Mitochondrial malic enzyme (ME2) in pancreatic islets of the human, rat and mouse and clonal insulinoma cells

Abstract

Despite interest in malic enzyme(ME)s in insulin cells, mitochondrial malic enzyme (ME2) has only been studied with estimates of mRNA or with mRNA knockdown. Because an mRNA's level does not necessarily reflect the level of its cognate enzyme, we designed a simple spectrophotometric enzyme assay to measure ME2 activity of insulin cells by utilizing the distinct kinetic properties of ME2. Mitochondrial ME2 uses either NAD or NADP as a cofactor, has a high Km for malate and is allosterically activated by fumarate and inhibited by ATP. Cytosolic ME (ME1) and the other mitochondrial ME (ME3) use only NADP as a cofactor and have lower Kms for malate. The assay easily showed for the first time that substantial ME2 activity is present in pancreatic islets of humans, rats and mice and INS-1 832/13 cells. ME2's presence was confirmed with immunoblotting. There was no evidence that ME3 is present in these tissues.

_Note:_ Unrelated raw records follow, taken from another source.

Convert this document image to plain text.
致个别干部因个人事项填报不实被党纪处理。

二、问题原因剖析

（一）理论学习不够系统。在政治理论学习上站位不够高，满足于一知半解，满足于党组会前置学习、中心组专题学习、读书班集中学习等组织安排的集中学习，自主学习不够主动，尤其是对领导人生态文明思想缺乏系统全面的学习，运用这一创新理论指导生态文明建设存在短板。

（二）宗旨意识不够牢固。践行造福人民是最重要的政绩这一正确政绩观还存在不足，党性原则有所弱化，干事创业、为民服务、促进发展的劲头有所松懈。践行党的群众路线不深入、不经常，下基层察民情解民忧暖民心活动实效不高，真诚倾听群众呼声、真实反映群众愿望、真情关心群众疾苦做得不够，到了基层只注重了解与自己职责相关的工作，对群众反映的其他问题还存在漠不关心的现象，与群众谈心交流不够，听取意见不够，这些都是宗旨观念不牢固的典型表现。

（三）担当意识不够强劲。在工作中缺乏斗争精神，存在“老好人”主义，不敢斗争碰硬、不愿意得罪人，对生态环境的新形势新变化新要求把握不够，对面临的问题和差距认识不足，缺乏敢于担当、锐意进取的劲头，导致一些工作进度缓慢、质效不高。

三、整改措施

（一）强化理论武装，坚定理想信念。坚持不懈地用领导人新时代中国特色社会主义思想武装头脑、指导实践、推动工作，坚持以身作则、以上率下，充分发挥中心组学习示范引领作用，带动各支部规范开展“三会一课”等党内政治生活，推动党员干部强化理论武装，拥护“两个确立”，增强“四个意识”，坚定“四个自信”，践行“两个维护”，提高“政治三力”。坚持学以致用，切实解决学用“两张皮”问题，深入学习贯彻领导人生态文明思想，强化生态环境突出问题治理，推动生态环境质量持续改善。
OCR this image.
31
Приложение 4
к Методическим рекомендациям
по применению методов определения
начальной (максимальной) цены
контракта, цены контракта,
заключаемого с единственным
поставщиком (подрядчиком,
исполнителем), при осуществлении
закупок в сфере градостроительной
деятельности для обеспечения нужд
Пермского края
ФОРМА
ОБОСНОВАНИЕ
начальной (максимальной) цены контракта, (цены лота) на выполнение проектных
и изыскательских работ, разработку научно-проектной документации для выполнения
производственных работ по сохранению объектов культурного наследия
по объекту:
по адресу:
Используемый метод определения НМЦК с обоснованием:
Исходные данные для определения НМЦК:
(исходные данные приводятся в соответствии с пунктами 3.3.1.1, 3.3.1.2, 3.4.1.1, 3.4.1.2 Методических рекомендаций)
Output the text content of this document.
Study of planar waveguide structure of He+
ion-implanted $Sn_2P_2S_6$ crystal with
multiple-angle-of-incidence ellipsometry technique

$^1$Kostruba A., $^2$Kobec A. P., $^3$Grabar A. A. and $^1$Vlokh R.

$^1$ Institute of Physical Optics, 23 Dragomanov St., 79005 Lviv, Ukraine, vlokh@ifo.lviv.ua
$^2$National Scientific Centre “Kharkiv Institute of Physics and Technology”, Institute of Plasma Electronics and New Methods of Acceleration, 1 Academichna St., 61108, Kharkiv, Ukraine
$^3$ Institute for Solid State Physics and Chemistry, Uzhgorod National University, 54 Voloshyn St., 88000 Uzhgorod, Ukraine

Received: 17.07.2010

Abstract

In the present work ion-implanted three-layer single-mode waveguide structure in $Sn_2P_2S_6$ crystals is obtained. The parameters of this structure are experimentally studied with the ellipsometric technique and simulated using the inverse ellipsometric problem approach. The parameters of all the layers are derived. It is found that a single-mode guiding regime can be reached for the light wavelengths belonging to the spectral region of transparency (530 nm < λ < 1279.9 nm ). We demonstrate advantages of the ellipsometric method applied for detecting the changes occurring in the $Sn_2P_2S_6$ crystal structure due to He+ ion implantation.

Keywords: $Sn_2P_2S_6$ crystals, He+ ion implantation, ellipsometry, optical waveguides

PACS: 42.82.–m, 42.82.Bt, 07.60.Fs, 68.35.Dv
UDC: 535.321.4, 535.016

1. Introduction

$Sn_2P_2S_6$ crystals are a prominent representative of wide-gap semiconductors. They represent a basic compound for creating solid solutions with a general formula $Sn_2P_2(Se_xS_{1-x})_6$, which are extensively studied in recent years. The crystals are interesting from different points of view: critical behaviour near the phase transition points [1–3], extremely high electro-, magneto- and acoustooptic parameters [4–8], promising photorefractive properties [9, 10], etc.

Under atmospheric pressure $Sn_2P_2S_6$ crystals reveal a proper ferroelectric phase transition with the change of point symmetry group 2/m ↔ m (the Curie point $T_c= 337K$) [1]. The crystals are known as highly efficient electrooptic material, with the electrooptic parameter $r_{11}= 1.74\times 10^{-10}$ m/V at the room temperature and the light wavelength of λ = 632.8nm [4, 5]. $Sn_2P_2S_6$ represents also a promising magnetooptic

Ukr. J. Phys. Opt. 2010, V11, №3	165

Figure 1. ME2 is present in human, rat and mouse pancreatic islets and INS-1 832/13 cells

Immunoblot of islets from individual humans and individual batches of islets from Sprague-Dawley rats or mice (lanes 4 and 7, the NSA strain; lane 5, the C57BL6 strain) and INS-1 832/13 cells with 20 μg protein/lane probed with anti-human ME2 antibody. The blot was additionally probed with anti-beta actin antibody to show equal loading of protein across lanes.